Let us look at a real world example of prescriptive reasoning used in supply chain planning.
Modern supply chains are massive and interconnected. A typical enterprise may rely on thousands of suppliers, operate dozens of manufacturing plants, and manage a global logistics network. Each product has its own sourcing, production, and delivery path–and when one link in the chain breaks, the effects cascade across the system.
Even under normal conditions, managing this complexity is a challenge. But supply chains don’t operate in a vacuum. Disruptions such as bad weather, a factory delay, port congestion, a strike, or even a sudden spike in demand or tariffs–can throw operations off course quickly. Many companies run lean to save costs, leaving little margin for error which results in small problems leading to big delays very quickly.
This is where enterprises leverage mathematical optimizations as a tool to address these disruptions by helping organizations take the right decisions from countless options and trade-offs. In supply chain contexts, optimization is used to compute the best possible decision across a range of trade-offs
How much to produce and where? Where to place inventory to balance cost and service levels? Which suppliers to prioritize when capacity is constrained? How to route shipments or schedule shifts to meet fluctuating demand?
RelationalAI’s approach
RelationalAI makes it natural to model a supply chain as a knowledge graph, using structure and logic defined in Python through RAI rules. This knowledge graph is constructed directly over base tables residing in Snowflake, allowing users to build solutions that are fully integrated with their enterprise data.
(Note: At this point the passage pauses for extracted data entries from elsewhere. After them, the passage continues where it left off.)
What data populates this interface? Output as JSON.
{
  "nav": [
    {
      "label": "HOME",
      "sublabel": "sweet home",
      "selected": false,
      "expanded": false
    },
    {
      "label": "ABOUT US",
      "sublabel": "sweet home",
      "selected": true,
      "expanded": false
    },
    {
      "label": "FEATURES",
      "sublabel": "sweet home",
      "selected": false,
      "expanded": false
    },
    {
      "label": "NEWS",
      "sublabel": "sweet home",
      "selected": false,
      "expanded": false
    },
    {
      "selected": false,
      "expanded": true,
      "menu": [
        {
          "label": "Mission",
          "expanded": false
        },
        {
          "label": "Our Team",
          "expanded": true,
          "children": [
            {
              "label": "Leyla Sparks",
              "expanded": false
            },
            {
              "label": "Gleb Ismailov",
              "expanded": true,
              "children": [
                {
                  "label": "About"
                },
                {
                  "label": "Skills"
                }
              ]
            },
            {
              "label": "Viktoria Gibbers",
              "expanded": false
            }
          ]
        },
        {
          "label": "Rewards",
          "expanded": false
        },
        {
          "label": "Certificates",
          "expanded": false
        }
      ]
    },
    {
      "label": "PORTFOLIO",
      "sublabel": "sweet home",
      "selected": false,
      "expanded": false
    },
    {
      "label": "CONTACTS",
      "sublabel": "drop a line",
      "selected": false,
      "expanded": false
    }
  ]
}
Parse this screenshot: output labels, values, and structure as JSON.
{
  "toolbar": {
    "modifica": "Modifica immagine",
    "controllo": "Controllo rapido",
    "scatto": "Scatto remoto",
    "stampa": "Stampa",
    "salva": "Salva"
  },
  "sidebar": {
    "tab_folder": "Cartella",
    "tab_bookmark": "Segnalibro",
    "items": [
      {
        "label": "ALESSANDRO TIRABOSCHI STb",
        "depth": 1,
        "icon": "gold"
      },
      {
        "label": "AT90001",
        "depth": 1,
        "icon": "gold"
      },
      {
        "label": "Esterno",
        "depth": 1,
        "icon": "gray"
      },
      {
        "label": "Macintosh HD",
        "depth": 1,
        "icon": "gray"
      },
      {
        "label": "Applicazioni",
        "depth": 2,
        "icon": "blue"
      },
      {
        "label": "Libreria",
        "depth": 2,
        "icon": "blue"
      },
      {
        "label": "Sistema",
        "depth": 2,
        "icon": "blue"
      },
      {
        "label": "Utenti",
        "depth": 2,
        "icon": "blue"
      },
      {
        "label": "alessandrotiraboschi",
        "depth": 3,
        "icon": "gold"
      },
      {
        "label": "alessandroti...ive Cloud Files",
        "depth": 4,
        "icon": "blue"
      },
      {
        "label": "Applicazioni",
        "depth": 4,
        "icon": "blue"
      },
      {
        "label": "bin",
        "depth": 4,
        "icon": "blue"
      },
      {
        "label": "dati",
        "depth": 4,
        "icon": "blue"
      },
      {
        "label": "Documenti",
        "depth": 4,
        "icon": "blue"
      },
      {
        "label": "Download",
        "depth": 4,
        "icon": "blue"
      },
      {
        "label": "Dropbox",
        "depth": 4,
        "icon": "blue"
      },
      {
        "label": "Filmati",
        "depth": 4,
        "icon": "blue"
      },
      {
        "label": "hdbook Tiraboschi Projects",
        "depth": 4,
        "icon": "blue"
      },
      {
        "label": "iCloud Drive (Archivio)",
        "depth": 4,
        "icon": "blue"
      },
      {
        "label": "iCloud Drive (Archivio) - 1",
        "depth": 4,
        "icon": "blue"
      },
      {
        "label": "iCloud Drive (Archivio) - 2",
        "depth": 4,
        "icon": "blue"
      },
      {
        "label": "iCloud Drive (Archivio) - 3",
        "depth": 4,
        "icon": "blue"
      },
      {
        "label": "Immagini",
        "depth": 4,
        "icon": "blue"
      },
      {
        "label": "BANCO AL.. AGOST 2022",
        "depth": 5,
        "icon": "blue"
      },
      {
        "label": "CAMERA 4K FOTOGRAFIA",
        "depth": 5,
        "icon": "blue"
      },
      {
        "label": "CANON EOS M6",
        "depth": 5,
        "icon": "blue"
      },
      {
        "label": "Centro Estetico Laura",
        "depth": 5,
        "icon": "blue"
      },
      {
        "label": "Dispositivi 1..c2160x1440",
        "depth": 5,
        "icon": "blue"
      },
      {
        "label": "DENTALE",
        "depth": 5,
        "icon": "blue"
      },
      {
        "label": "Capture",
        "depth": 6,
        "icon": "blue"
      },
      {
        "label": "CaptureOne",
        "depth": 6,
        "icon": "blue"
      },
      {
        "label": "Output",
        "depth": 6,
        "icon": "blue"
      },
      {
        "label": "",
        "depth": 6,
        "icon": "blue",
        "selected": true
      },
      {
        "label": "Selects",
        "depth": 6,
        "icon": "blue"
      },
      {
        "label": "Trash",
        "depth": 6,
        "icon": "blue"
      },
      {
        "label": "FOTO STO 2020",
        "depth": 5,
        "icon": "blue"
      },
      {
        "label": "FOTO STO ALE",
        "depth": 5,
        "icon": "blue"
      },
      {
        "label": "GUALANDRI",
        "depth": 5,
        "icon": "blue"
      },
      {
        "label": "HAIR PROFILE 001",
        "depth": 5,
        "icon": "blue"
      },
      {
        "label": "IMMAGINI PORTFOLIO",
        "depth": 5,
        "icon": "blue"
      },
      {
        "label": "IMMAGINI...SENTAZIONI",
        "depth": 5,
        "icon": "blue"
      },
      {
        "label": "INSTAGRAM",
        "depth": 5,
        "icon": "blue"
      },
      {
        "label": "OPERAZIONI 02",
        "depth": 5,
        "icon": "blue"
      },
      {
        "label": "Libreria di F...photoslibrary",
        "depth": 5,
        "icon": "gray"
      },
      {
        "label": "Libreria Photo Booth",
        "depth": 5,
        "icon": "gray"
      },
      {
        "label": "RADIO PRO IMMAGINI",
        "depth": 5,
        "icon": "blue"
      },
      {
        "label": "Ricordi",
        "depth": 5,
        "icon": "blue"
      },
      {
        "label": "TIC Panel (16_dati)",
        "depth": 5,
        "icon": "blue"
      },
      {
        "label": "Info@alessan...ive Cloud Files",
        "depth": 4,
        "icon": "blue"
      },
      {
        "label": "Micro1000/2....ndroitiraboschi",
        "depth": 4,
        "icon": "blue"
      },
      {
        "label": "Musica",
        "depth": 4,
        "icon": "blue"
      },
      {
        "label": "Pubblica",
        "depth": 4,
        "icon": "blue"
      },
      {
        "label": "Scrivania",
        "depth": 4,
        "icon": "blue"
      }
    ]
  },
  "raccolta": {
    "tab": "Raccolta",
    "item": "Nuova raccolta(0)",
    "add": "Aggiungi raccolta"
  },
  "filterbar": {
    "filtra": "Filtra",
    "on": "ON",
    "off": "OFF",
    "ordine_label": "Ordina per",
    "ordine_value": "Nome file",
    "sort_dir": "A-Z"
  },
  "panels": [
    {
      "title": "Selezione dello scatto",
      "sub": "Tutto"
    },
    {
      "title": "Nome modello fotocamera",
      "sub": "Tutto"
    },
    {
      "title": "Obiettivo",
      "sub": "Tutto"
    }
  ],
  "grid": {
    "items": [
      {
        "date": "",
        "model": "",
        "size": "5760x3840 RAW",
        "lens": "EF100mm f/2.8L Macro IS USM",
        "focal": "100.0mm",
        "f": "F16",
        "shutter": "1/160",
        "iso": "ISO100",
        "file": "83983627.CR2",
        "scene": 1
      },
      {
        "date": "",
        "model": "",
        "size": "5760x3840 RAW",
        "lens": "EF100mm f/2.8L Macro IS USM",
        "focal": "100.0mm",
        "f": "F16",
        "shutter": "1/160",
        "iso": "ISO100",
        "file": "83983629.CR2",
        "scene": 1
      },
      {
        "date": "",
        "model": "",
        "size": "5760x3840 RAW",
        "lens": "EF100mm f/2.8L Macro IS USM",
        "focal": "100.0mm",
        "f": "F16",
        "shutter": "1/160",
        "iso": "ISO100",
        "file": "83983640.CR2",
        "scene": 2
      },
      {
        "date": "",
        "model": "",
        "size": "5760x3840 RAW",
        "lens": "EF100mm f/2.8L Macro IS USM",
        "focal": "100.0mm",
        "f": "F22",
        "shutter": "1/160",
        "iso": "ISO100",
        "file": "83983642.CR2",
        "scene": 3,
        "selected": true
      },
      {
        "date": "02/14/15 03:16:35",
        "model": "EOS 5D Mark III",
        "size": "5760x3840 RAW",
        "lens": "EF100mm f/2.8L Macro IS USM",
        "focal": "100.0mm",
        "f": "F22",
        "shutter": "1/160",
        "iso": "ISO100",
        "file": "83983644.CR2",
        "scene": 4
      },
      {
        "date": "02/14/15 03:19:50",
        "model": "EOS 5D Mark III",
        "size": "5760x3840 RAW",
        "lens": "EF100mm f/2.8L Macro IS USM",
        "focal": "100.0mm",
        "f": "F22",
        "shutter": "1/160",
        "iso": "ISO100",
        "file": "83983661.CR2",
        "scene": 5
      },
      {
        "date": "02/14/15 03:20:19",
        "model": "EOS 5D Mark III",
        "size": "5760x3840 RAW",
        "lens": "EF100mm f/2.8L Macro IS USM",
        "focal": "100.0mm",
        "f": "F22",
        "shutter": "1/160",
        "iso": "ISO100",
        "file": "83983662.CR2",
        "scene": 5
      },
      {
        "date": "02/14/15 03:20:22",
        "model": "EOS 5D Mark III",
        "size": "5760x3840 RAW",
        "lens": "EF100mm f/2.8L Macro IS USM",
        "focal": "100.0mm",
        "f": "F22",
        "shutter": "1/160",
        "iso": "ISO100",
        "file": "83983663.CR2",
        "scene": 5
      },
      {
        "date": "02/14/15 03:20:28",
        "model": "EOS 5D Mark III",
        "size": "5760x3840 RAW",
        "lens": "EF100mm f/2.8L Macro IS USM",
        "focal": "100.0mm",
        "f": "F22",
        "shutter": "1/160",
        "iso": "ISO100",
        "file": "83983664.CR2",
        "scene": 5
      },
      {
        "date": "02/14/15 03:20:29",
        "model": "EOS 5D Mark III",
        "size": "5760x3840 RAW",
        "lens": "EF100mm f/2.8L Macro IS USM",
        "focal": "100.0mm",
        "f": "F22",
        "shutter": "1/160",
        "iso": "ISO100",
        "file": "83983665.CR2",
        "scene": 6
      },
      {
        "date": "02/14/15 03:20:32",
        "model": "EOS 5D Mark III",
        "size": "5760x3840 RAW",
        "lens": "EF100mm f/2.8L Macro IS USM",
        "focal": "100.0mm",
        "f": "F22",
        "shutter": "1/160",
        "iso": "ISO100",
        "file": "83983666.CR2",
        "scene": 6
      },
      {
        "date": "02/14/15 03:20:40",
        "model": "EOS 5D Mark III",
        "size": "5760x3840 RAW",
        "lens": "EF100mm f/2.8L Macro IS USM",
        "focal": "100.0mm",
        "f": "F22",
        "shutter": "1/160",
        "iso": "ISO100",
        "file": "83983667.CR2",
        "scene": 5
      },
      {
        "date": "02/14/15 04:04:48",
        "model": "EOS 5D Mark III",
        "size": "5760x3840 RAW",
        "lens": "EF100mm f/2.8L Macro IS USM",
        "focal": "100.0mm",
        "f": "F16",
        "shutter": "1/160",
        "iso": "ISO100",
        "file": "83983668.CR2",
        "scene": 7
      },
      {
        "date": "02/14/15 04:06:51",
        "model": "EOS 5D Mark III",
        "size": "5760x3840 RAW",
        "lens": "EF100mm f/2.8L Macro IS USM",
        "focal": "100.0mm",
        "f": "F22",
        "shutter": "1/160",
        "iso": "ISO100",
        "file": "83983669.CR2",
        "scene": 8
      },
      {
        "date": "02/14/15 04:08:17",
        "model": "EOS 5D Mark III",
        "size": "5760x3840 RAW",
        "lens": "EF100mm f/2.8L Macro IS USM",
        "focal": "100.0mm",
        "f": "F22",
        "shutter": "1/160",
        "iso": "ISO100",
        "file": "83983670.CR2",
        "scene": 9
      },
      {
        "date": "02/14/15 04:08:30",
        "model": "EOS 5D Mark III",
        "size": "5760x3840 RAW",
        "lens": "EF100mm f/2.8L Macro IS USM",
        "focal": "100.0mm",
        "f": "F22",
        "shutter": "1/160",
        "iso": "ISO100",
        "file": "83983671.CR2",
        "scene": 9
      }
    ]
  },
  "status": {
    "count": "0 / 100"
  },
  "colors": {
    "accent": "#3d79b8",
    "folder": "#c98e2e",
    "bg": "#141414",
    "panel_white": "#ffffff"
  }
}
The result is a Snowflake-native, knowledge graph that connects business logic with operational data. Below is an example that illustrates how to define core supply chain concepts and their relationships using this approach.
# Sets up a supply chain model
model = Model("SupplyChainNetwork")
# Defines basic items: products, places, and connections
Product = Concept("Product") # Things like Widgets
Facility = Concept("Facility") # Places like suppliers or stores
Connection = Concept("Connection") # Ways to move goods like trains
# Describes how items and places are linked
Facility.distributes = Relationship("{Facility} distributes {Product} to {Facility} in quantity {qty:Int}")
Connection.between = Relationship("{Facility} is connected to {Facility}")
# Adds specific items and links for our supply chain
define(
sp := Facility.new(name="SupplierA"),
wh := Facility.new(name="MainWarehouse"),
st := Facility.new(name="StoreX"),
p := Product.new(name="Widget"), # Creates a new product called "Widgets"
c1 := Connection.new(name="Train"),
c2 := Connection.new(name="Truck"),
sp.distributes(p, wh, 100), # SupplierA sends 100 Widgets to MainWarehouse
wh.distributes(p, st, 50), # MainWarehouse sends 50 Widgets to StoreX
c1.between(sp, wh), # Train links SupplierA to MainWarehouse
c2.between(wh, st) # Truck links MainWarehouse to StoreX
)
Once the model for the supply chain is ready, we can use one of the supported Reasoners–Graph, Rules, Predictive and Prescriptive Reasoners–to solve the business problem. The Prescriptive Reasoner is particularly well-aligned with the RelationalAI platform due to its declarative nature—users define the constraints and specify what makes one solution preferable over others, without needing to outline how the solution should be computed. RAI Prescriptive Reasoner features a solver-agnostic design; with just a single line change, users can switch between solvers best suited for the task—ranging from free solvers like HiGHS for relatively simple problems to commercial mixed integer programming (MIP) solvers such as Gurobi, IBM CPLEX, or FICO Xpress. The platform supports a broad spectrum of solver types, including mathematical optimization, constraint satisfaction, and SAT solvers.
Supply Chain Network Representation
The supply chain network can be modeled as a Directed Acyclic Graph (DAG)[^1].
Nodes with only outgoing edges represent suppliers or plants—these are referred to as source nodes. Nodes with only incoming edges represent demand points or stores or customers—referred to as sink nodes. All other nodes, which typically represent warehouses, hubs, or distribution centers, are classified as intermediate nodes. Each edge in the graph typically captures flow of goods or materials between two nodes.
This graph-based representation provides a clear and structured way to analyze and optimize the flow of goods, identify bottlenecks, and evaluate the impact of decisions across the entire supply chain network.
The example below illustrates such a network, highlighting a route from source node S3 to sink node D5 via intermediate node WH5.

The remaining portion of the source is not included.